А потому, что не восхищаться им невозможно. Потому что он делает что-то, для тебя совершенно немыслимое, недоступное, невероятное. И чем больше он делает вид, что ничего особенного не происходит, тем сильнее твое восхищение. Может,
не у всех так. Может, это у меня через такое место все приходит. Но именно сегодня, увидев Вадима в его ипостаси «человека с платиновыми руками», я безропотно принимаю произошедшее со мной. Как бы это ни было дико, странно, неправильно, оно случилось.Я убираю пальцы, прижимаюсь губами к светловолосой макушке и шепчу в нее.
– Я тебя люблю.
Я скажу это один раз. И когда ты спишь.
***
Утром я просыпаюсь первой. С одной стороны, это странно, учитывая то, сколько вчера спал Вадим. Это я вчера вечером долго не могла уснуть, пила холодный, а потом горячий кофе и листала обнаруженную книгу «Очерки гнойной хирургии». Познавательно.

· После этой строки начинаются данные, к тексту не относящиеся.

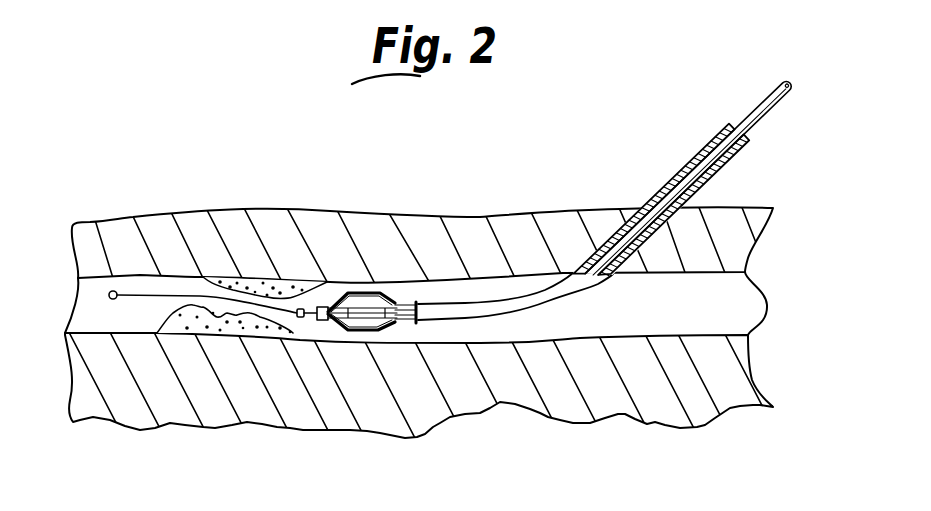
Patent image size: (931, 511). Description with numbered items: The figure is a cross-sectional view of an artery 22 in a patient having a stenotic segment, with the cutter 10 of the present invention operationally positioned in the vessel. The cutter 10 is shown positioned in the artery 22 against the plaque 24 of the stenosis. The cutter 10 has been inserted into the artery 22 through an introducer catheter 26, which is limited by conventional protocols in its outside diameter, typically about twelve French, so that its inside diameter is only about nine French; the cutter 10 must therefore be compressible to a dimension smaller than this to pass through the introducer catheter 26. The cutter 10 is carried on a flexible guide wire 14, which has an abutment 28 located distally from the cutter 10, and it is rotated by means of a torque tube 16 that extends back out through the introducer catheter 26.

The cutter 10 is at (367, 292).
The flexible guide wire 14 is at (133, 296).
The torque tube 16 is at (760, 98).
The artery 22 is at (518, 295).
The plaque 24 is at (260, 283).
The introducer catheter 26 is at (738, 160).
The abutment 28 is at (300, 318).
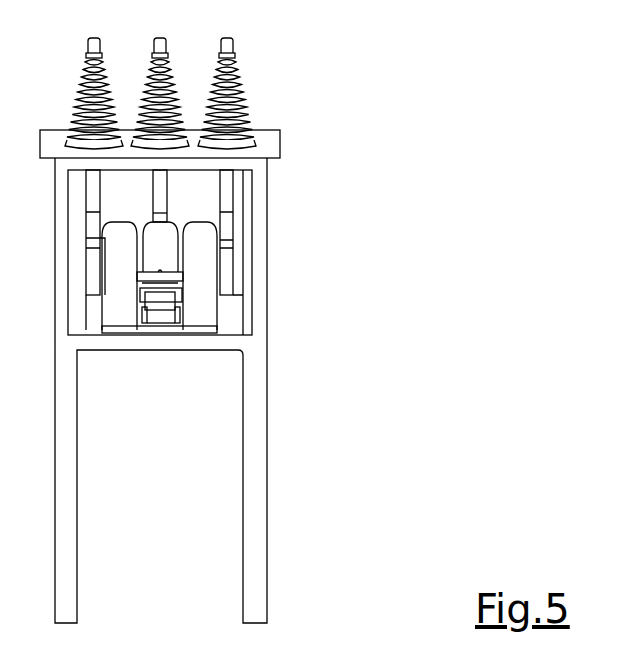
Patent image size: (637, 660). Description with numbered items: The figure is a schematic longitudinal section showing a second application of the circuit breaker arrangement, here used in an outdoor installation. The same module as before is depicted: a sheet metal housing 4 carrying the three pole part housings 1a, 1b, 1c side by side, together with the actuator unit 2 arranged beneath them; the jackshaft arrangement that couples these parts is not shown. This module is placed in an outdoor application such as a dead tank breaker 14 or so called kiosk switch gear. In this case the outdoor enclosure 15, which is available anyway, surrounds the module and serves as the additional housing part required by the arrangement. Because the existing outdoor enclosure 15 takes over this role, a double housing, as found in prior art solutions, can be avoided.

The pole part housing 1a is at (112, 245).
The pole part housing 1b is at (162, 243).
The pole part housing 1c is at (203, 247).
The actuator unit 2 is at (160, 302).
The sheet metal housing 4 is at (157, 334).
The dead tank breaker 14 is at (120, 558).
The outdoor enclosure 15 is at (262, 318).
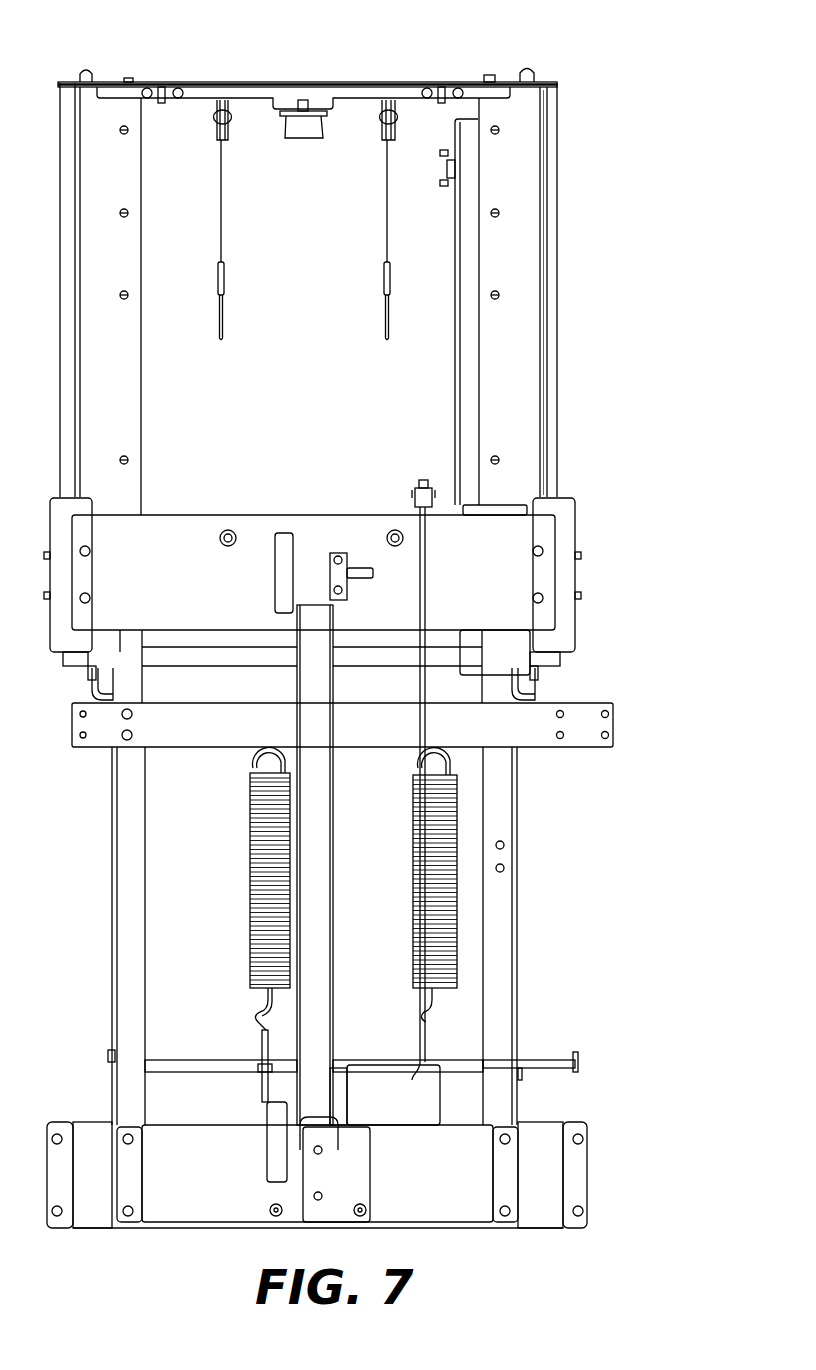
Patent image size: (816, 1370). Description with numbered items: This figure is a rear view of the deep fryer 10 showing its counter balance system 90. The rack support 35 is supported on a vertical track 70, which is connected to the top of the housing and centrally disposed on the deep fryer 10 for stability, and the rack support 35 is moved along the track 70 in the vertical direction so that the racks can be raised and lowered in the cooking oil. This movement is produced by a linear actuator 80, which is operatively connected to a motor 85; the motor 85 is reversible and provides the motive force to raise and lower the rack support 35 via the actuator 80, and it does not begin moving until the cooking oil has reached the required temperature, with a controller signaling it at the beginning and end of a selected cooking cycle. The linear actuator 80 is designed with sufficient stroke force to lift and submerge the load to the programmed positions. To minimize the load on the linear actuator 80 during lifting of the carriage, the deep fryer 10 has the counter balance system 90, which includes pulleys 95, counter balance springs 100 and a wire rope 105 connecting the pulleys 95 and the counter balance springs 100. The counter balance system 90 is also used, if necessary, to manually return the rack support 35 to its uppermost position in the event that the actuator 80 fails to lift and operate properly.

The deep fryer 10 is at (598, 48).
The rack support 35 is at (575, 518).
The track 70 is at (558, 333).
The linear actuator 80 is at (297, 682).
The motor 85 is at (386, 1062).
The counter balance system 90 is at (232, 823).
The pulleys 95 is at (378, 135).
The counter balance springs 100 is at (413, 878).
The wire rope 105 is at (383, 215).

А, с другой стороны, это свидетельствует о том, сколько вчера было затрачено сил – если требуется такое длительное их восстановление. Что это именно оно, сомнений у меня нет. И больше я о вчерашнем не думаю. Запретила себе.
Вадим просыпается как раз к кофе. Является на кухню, сонный, взъерошенный, в одних трусах. И кажется абсолютно довольным жизнью. Я отворачиваюсь к кофемашине, а он обнимает меня сзади, трется щекой о макушку.
– Я не знаю, где там у тебя пекарня. Но бутерброды могу сделать. Будешь?
– Буду. Я голодный, как крокодил после спячки.
– Разве крокодилы впадают в спячку?
– Представь себе. Сам был в шоке, когда узнал. Когда условия неблагоприятные, вырывают себе ямку, самозакапываются в нее и впадают в спячку. Ладно, – вздыхает, чмокает меня в макушку. – Сейчас в душ схожу и самооткопаюсь.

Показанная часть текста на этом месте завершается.